Located on the Coromandel Peninsula, in the north-eastern part of the island, the reserve had been named after a Maori tohunga named Hei, who had chosen the area as home for his tribe. The entire name indeed meant “the Great Bay of Hei”. The bay also went by the name Cathedral Cove, a name that fittingly described the shape of its iconic natural rock archway. However, it was best known to us as Cair Paravel, or rather as the place where a scene from the Chronicles of Narnia: Prince Caspian had been shot, as the Pevensie siblings traveled back to Narnia in the beginning of the movie. The archway in particular had been chosen to represent the tunnel through which they entered the magical land.
Contrary to the movie characters, we had to walk quite a while before actually entering the tunnel though. The cove was indeed quite remote from the parking lot and we had to follow a walking track along the cliff before we could access the beach. The track offered swiping views on the various rocky formations scattered along the bay and it also created a sense of anticipation, as we could see the infamous Cathedral Cove getting closer every step of the way.

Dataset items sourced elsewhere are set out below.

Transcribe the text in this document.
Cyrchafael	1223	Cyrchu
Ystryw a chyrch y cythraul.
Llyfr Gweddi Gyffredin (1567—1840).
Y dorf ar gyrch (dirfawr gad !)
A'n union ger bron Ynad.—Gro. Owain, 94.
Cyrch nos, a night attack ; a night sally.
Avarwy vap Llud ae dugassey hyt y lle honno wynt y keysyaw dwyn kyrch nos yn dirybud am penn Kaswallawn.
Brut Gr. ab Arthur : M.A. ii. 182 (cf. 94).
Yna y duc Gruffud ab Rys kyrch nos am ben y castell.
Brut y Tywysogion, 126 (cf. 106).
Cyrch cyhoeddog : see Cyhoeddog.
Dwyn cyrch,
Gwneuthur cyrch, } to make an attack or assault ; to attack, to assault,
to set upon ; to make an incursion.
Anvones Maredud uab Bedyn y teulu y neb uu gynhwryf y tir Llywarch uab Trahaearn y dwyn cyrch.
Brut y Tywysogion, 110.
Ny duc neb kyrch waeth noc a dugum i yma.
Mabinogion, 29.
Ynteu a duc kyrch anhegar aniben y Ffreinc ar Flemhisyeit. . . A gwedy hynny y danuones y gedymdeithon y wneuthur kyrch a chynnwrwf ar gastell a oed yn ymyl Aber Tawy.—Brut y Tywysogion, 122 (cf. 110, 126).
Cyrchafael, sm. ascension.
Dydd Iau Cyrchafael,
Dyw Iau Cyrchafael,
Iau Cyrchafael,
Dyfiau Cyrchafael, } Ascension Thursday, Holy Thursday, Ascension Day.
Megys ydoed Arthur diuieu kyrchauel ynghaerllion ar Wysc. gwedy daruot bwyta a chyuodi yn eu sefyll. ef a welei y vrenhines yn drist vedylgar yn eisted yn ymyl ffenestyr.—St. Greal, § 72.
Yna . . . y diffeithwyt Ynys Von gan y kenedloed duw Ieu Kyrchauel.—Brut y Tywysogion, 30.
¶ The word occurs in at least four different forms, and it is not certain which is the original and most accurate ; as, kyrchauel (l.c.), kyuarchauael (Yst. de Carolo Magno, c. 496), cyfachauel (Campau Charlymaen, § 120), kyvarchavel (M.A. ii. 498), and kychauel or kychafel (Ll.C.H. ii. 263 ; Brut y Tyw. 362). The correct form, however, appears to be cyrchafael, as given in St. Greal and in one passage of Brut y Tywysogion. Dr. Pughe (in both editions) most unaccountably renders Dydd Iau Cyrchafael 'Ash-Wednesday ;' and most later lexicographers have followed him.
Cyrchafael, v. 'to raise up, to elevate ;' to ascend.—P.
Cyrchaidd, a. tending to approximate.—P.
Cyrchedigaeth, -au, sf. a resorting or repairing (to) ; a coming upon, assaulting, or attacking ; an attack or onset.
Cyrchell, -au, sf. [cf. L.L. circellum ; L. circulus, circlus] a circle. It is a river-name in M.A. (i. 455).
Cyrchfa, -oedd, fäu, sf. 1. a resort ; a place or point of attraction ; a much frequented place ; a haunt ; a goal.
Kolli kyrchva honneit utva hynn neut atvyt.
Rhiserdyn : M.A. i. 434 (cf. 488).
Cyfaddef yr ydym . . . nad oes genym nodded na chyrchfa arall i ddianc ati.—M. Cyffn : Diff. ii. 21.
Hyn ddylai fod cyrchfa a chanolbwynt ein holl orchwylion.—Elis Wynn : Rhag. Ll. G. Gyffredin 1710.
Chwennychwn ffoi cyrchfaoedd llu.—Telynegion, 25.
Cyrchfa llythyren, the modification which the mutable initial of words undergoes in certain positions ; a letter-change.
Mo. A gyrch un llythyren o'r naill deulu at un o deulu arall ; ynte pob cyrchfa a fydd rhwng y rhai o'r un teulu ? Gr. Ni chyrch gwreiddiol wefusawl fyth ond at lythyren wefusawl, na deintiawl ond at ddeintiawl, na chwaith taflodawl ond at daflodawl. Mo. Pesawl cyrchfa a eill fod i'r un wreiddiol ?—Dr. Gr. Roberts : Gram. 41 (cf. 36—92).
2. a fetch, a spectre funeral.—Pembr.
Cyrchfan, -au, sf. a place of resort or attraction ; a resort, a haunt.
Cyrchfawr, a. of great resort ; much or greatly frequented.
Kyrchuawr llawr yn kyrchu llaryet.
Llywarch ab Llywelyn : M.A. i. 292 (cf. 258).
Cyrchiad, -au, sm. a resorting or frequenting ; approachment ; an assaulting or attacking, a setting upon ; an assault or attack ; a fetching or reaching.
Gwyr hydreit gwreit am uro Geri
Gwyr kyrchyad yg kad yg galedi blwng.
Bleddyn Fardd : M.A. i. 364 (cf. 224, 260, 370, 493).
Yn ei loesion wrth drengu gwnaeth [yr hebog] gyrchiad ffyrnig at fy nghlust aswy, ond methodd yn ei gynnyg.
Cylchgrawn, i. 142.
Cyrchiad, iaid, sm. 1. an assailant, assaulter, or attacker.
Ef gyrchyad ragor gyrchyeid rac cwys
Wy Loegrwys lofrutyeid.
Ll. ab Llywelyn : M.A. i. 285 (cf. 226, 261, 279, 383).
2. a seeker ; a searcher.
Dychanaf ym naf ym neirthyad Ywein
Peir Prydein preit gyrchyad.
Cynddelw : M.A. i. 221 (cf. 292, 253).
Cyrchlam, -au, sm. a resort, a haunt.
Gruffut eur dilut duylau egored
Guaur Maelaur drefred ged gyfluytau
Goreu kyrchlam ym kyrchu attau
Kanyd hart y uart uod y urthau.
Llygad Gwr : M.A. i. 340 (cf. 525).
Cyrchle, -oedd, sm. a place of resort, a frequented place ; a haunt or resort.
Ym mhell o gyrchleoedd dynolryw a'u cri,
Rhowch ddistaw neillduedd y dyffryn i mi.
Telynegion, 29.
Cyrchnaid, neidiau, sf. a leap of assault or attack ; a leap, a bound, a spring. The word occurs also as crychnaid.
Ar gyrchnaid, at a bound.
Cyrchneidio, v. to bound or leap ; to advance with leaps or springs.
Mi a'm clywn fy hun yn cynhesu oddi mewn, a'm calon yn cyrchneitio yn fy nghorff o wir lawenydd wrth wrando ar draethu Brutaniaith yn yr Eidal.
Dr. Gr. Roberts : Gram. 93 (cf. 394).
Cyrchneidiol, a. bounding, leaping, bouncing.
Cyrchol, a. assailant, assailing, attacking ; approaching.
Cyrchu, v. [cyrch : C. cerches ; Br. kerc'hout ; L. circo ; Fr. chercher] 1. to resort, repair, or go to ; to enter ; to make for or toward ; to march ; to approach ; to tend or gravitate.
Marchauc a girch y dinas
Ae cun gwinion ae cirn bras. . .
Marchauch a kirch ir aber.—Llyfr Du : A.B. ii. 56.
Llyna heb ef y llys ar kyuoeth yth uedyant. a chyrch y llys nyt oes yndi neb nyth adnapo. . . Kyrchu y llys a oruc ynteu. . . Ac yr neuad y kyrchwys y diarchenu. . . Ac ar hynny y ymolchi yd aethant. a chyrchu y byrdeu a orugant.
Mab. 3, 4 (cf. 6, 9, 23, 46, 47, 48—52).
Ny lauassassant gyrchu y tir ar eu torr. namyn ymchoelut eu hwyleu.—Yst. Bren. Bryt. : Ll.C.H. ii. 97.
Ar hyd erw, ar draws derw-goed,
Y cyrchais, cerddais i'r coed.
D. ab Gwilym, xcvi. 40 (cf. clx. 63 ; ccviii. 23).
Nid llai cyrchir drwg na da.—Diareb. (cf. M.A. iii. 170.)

Finally, upon a 45-minute walk, we reached the entrance of the real life tunnel, which was in fact more of an arched cavern. Due to its size and sheer majesty, we could only glimpse at the other side of the archway, making it seem like we were actually crossing from one dimension to the other. Once on the other side, there was no ruins of a fortress overlooking the sea though, no centaurs and fauns nor talking badgers. However, it was plain to see why the place had been picked as a filming location. The landscape was stunning, from the sandy beach that ranked among the most beautiful in the entire country to the dramatic shape of the “Te Hoho” rock rising from the sea, like the teeth of a giant extinct creature.
Cathedral Cove was believed to draw about 150,000 visitors a year. Some of them, like us, had come all the way because of the movies, enjoying the place for the nostalgic memories it conveyed, sending us straight back to our childhood. Some had come to enjoy its raw nature, as the reserve was said to be a feast for scuba-divers and snorkelers in particular. Others had come to indulge in a lazy picnic on the beach or to take a swim, although we sure weren’t brave enough to follow their example.
As it turned out, the reserve was multi-faceted enough to accommodate for all kinds of visitors. Even if the Narnia movies had probably acted as a tourist magnet and boosted the numbers of visitors - we were proof of that - Cathedral Cove had long been known as one of New Zealand’s most stunning landscapes. Contrary to a lot of movie locations, which could seem disappointing without the trappings of a movie set to enhance them, Cathedral Cove was a place to discover in its own right and we were glad we had taken such a long detour to get to it.